🤖 AI Summary
This study addresses the challenging inverse design problem of geopolymer formulations characterized by limited data, heterogeneous mixed-variable inputs, and stringent physical constraints. To tackle this, the authors propose a topology-aware surrogate framework that integrates intrinsic dimensionality analysis, mixed-variable representation, a nonlinear tabular surrogate model, and an Incremental Transformer (INCRT). Serving as a rationalization layer, INCRT identifies the feasible formulation manifold and provides prototype mechanisms along with manifold support scores. Coupled with constrained optimization, the framework simultaneously optimizes compressive strength, carbon emission reduction, and data-driven support while ensuring physical feasibility. Experiments on a fly ash–slag-based geopolymer dataset demonstrate that the proposed method efficiently generates candidate formulations that satisfy multiple objectives and closely adhere to the physically feasible manifold.
📝 Abstract
Small-data inverse design is challenging in engineering informatics when observations are heterogeneous, mixed-type, and constrained by physical relations among design variables.
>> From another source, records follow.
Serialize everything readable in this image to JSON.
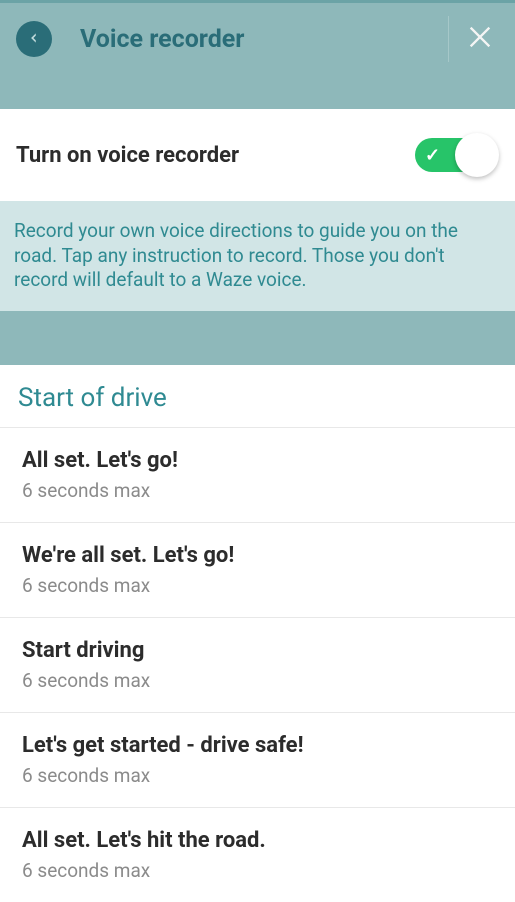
{
  "header": {
    "title": "Voice recorder"
  },
  "toggle": {
    "label": "Turn on voice recorder",
    "enabled": true
  },
  "info": {
    "text": "Record your own voice directions to guide you on the road. Tap any instruction to record. Those you don't record will default to a Waze voice."
  },
  "section": {
    "title": "Start of drive",
    "items": [
      {
        "title": "All set. Let's go!",
        "sub": "6 seconds max"
      },
      {
        "title": "We're all set. Let's go!",
        "sub": "6 seconds max"
      },
      {
        "title": "Start driving",
        "sub": "6 seconds max"
      },
      {
        "title": "Let's get started - drive safe!",
        "sub": "6 seconds max"
      },
      {
        "title": "All set. Let's hit the road.",
        "sub": "6 seconds max"
      }
    ]
  }
}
This work proposes a topology-aware surrogate framework guided by an Incremental Transformer (INCRT) for physics-constrained inverse design, applied to geopolymer mixture design. The method integrates intrinsic-dimensionality analysis, mixed-variable design-space representation, tabular surrogate prediction, INCRT-based manifold rationalisation, and constrained inverse optimisation. Using a public benchmark of fly-ash and slag-based geopolymer concrete mixtures with compressive-strength and carbon-emission targets, the high-dimensional design space proves strongly redundant, organising around fewer effective mixture regimes. Compressive strength requires nonlinear tabular surrogates, while carbon emission is largely determined by composition and well recovered by regularised linear models. INCRT thus acts not as a replacement for tabular predictors but as a rationalisation layer providing prototype regimes and a manifold-support score for inverse design. Three strategies are compared: unconstrained surrogate optimisation, physics-constrained optimisation, and topology-aware physics-constrained optimisation. Unconstrained optimisation can match target strength but may yield physically invalid or off-manifold candidates; physics-only constraints do not always ensure data support. The topology-aware strategy yields candidates balancing target compliance, carbon reduction, physical admissibility, and proximity to the learned feasible manifold. The framework aims not to replace experimental validation but to support screening of credible candidate mixtures from small, mixed, physically constrained engineering datasets.